In order to evaluate the efficacy more comprehensively, we chose both ESSDAI and ESSDAI as the index of subjective symptoms and systemic characteristics that showing to be valid and sensitive measures37. Furthermore, it is interesting to underline that, in the present study, the variety immunological indexes were accordant with subjective indexes38. The association between them could be explained inflammatory reaction play a leading role in disease mechanism. That is to say, ADSCs can improve systemic and subjective symptoms by regulation effects on the proliferation of lymphocytes to some extent. In this regard, some evidences have indicated that ADSCs led to alleviate overwhelming systemic inflammatory reaction and organ damage after SS39.

A strength of this trial is the use of very strict inclusion criteria and defining activity levels that are crucial for clinical trial design in pSS. The availability of repeated clinical and laboratory assessment over a long follow-up period made it possible to detect the changes of the treatment outcome.
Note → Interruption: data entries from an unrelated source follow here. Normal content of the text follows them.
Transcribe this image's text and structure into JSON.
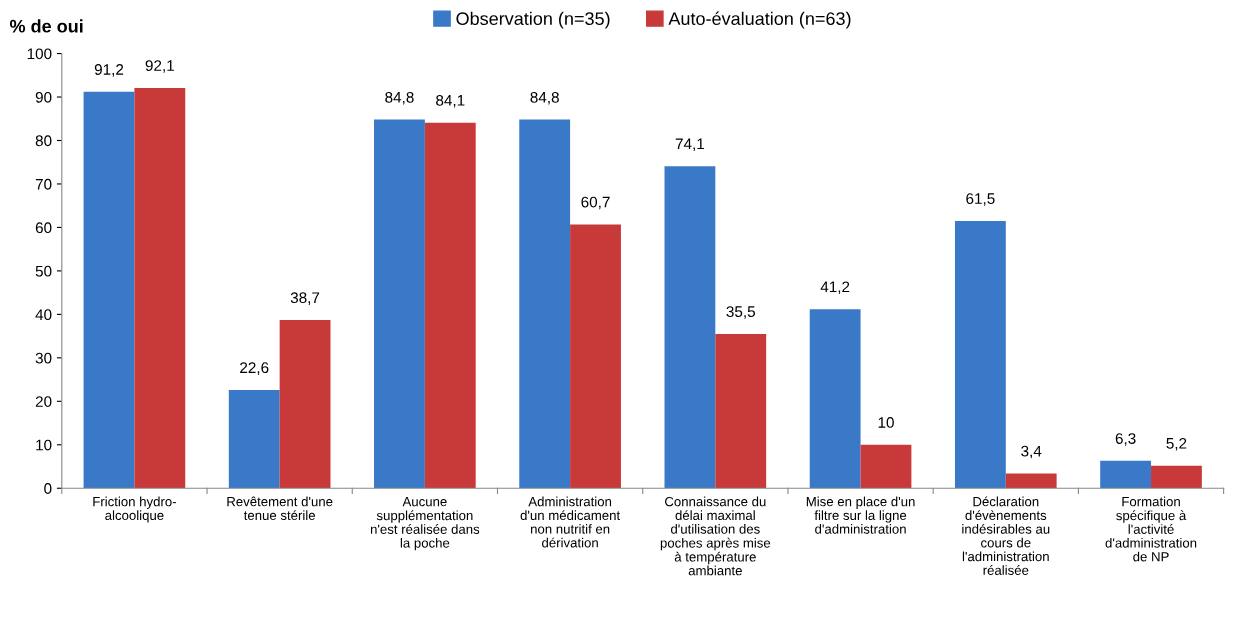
{
  "chart_data": {
    "type": "bar",
    "ylabel": "% de oui",
    "categories": [
      "Friction hydro-\nalcoolique",
      "Revêtement d'une\ntenue stérile",
      "Aucune\nsupplémentation\nn'est réalisée dans\nla poche",
      "Administration\nd'un médicament\nnon nutritif en\ndérivation",
      "Connaissance du\ndélai maximal\nd'utilisation des\npoches après mise\nà température\nambiante",
      "Mise en place d'un\nfiltre sur la ligne\nd'administration",
      "Déclaration\nd'évènements\nindésirables au\ncours de\nl'administration\nréalisée",
      "Formation\nspécifique à\nl'activité\nd'administration\nde NP"
    ],
    "series": [
      {
        "name": "Observation (n=35)",
        "color": "#3a78c8",
        "values": [
          91.2,
          22.6,
          84.8,
          84.8,
          74.1,
          41.2,
          61.5,
          6.3
        ],
        "value_labels": [
          "91,2",
          "22,6",
          "84,8",
          "84,8",
          "74,1",
          "41,2",
          "61,5",
          "6,3"
        ]
      },
      {
        "name": "Auto-évaluation (n=63)",
        "color": "#c83a3a",
        "values": [
          92.1,
          38.7,
          84.1,
          60.7,
          35.5,
          10,
          3.4,
          5.2
        ],
        "value_labels": [
          "92,1",
          "38,7",
          "84,1",
          "60,7",
          "35,5",
          "10",
          "3,4",
          "5,2"
        ]
      }
    ],
    "ylim": [
      0,
      100
    ],
    "yticks": [
      0,
      10,
      20,
      30,
      40,
      50,
      60,
      70,
      80,
      90,
      100
    ],
    "grid": false,
    "legend": "top"
  }
}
However, there are some limitations to the present trial that need to be addressed. The sample size limited the precision of detection some potential significant differences that we hypothesized to detect prior to the trial. Moreover, further analysis of the ADSCs could be conducted such as assessing the immunomodulatory properties, examining whether cells are present at the injection site and monitoring changes in growth factors or cytokines secreted by MSCs. Further limitation is that the dosage and interval of ADSCs administration have not been thoroughly compared.

Conclusion

The ADSCs therapy can provide relief of oral and eye’s dryness in our trial in a short time and has potential improvement of subjective and systemic syndromes of pSS.